发现如果通过在3’端封闭的寡聚体dT分子(oligo-dT molecules)来封闭用作载运体的多聚A-RNA，则可以防止上文描述的HMW产物，该产物不利地影响逆转录后的规程。

因此，本说明书涉及逆转录方法，其中所述方法包括以下步骤：a)提供包含RNA的样品，b)使所述样品与载运体核酸接触，由此生成混合物，c)在如下条件下将该混合物施加到基质，该条件使得发生所述RNA和所述载运体核酸对所述基质的结合，d)将所述基质与所述混合物分离，所述基质具有结合于该基质的所述RNA和所述载运体核酸，e)从所述基质洗脱所述RNA和所述载运体核酸，由此产生洗脱物，f)在如下条件下向所述洗脱物添加封闭性核酸，该条件使得发生所述封闭性核酸对所述载运体核酸的杂交，g)在如下条件下向来自步骤f)的洗脱物添加引物，该条件使得发生所述引物对所述RNA的杂交，和h)将所述RNA逆转录成cDNA。

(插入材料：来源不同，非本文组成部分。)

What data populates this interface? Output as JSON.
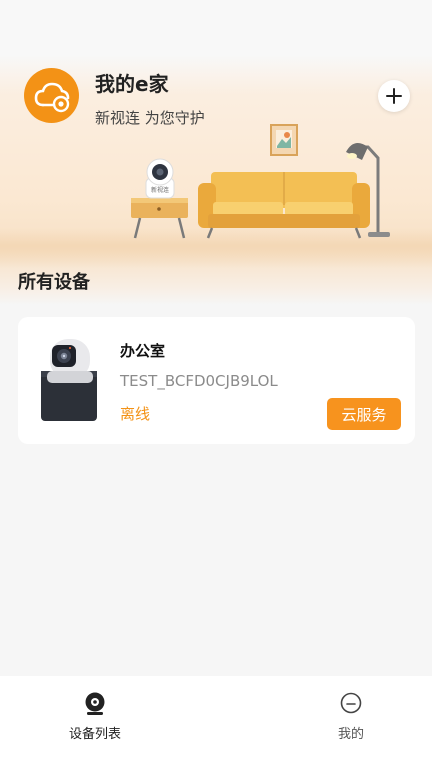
{
  "header": {
    "title": "我的e家",
    "subtitle": "新视连 为您守护",
    "logo_icon": "cloud-camera-icon",
    "add_icon": "plus-icon"
  },
  "scene": {
    "camera_badge": "新视连"
  },
  "devices_section": {
    "title": "所有设备"
  },
  "devices": [
    {
      "name": "办公室",
      "id": "TEST_BCFD0CJB9LOL",
      "status": "离线",
      "cloud_button": "云服务"
    }
  ],
  "tabbar": {
    "items": [
      {
        "label": "设备列表",
        "icon": "camera-icon",
        "active": true
      },
      {
        "label": "我的",
        "icon": "user-face-icon",
        "active": false
      }
    ]
  },
  "colors": {
    "accent": "#f39216",
    "background": "#f6f6f6",
    "card": "#ffffff"
  }
}
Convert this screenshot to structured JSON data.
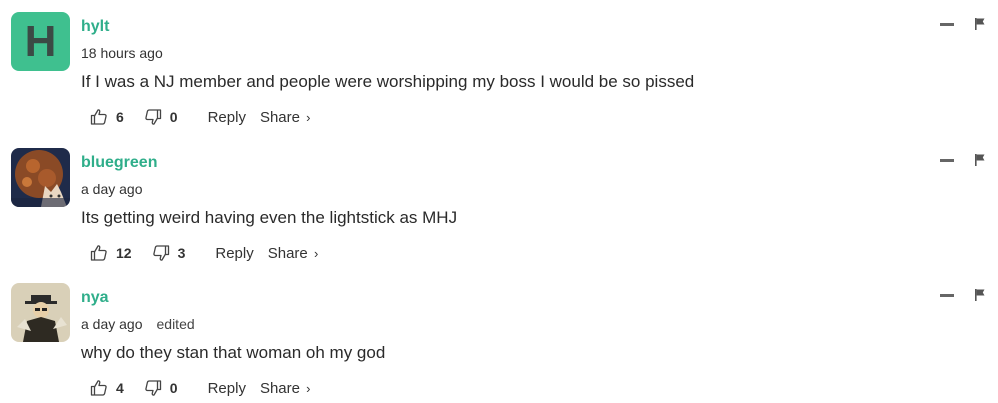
{
  "comments": [
    {
      "username": "hylt",
      "avatar_letter": "H",
      "time": "18 hours ago",
      "edited": "",
      "text": "If I was a NJ member and people were worshipping my boss I would be so pissed",
      "likes": "6",
      "dislikes": "0"
    },
    {
      "username": "bluegreen",
      "avatar_letter": "",
      "time": "a day ago",
      "edited": "",
      "text": "Its getting weird having even the lightstick as MHJ",
      "likes": "12",
      "dislikes": "3"
    },
    {
      "username": "nya",
      "avatar_letter": "",
      "time": "a day ago",
      "edited": "edited",
      "text": "why do they stan that woman oh my god",
      "likes": "4",
      "dislikes": "0"
    }
  ],
  "labels": {
    "reply": "Reply",
    "share": "Share",
    "share_chevron": "›"
  },
  "colors": {
    "username": "#2fae8a",
    "avatar_h_bg": "#3fc08f",
    "icon": "#444444"
  },
  "icons": {
    "like": "thumbs-up-icon",
    "dislike": "thumbs-down-icon",
    "collapse": "minus-icon",
    "report": "flag-icon"
  }
}
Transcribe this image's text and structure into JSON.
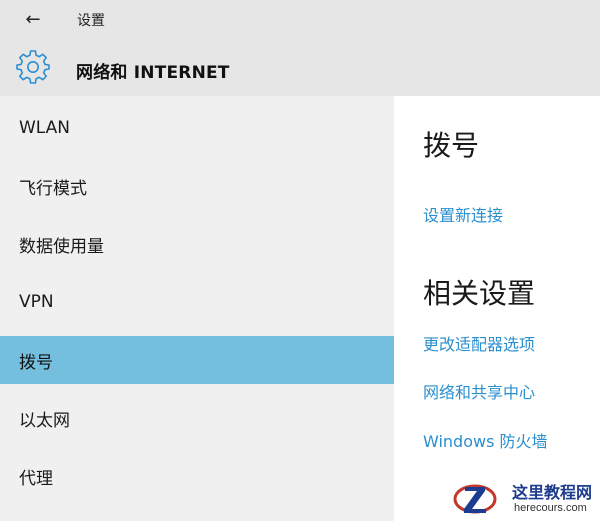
{
  "window": {
    "back_glyph": "←",
    "title": "设置"
  },
  "header": {
    "section_title": "网络和 INTERNET",
    "icon": "gear-icon",
    "accent": "#2a8fcf"
  },
  "sidebar": {
    "items": [
      {
        "label": "WLAN"
      },
      {
        "label": "飞行模式"
      },
      {
        "label": "数据使用量"
      },
      {
        "label": "VPN"
      },
      {
        "label": "拨号",
        "active": true
      },
      {
        "label": "以太网"
      },
      {
        "label": "代理"
      }
    ],
    "active_color": "#74bfdd"
  },
  "content": {
    "heading": "拨号",
    "setup_link": "设置新连接",
    "related_heading": "相关设置",
    "related_links": [
      {
        "label": "更改适配器选项"
      },
      {
        "label": "网络和共享中心"
      },
      {
        "label": "Windows 防火墙"
      }
    ],
    "link_color": "#2a8fcf"
  },
  "watermark": {
    "title": "这里教程网",
    "url": "herecours.com"
  }
}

在一个具体的实施方案中，所述载运体核酸是RNA载运体。在一个更具体的实施方案中，所述RNA载运体是多聚A-RNA。

在一个具体的实施方案中，所述封闭性核酸是寡聚体dT分子。在一个更具体的实施方案中，所述寡聚体dT分子是5’-(dT)n-X-3’，其中所述(dT)n是n聚体同型2’-脱氧-胸苷寡核苷酸，其中所述n是18、19、20、21或22，其中所述X选自下组：p、pC3、pC3p、pC3pC3和pC3pC3p，且其中X结合于(dT)n的3’末端羟基基团且其中p是磷酸根和C3是1,3-丙二醇间隔物。在一个甚至更具体的实施方案中，n是20且X是pC3pC3p。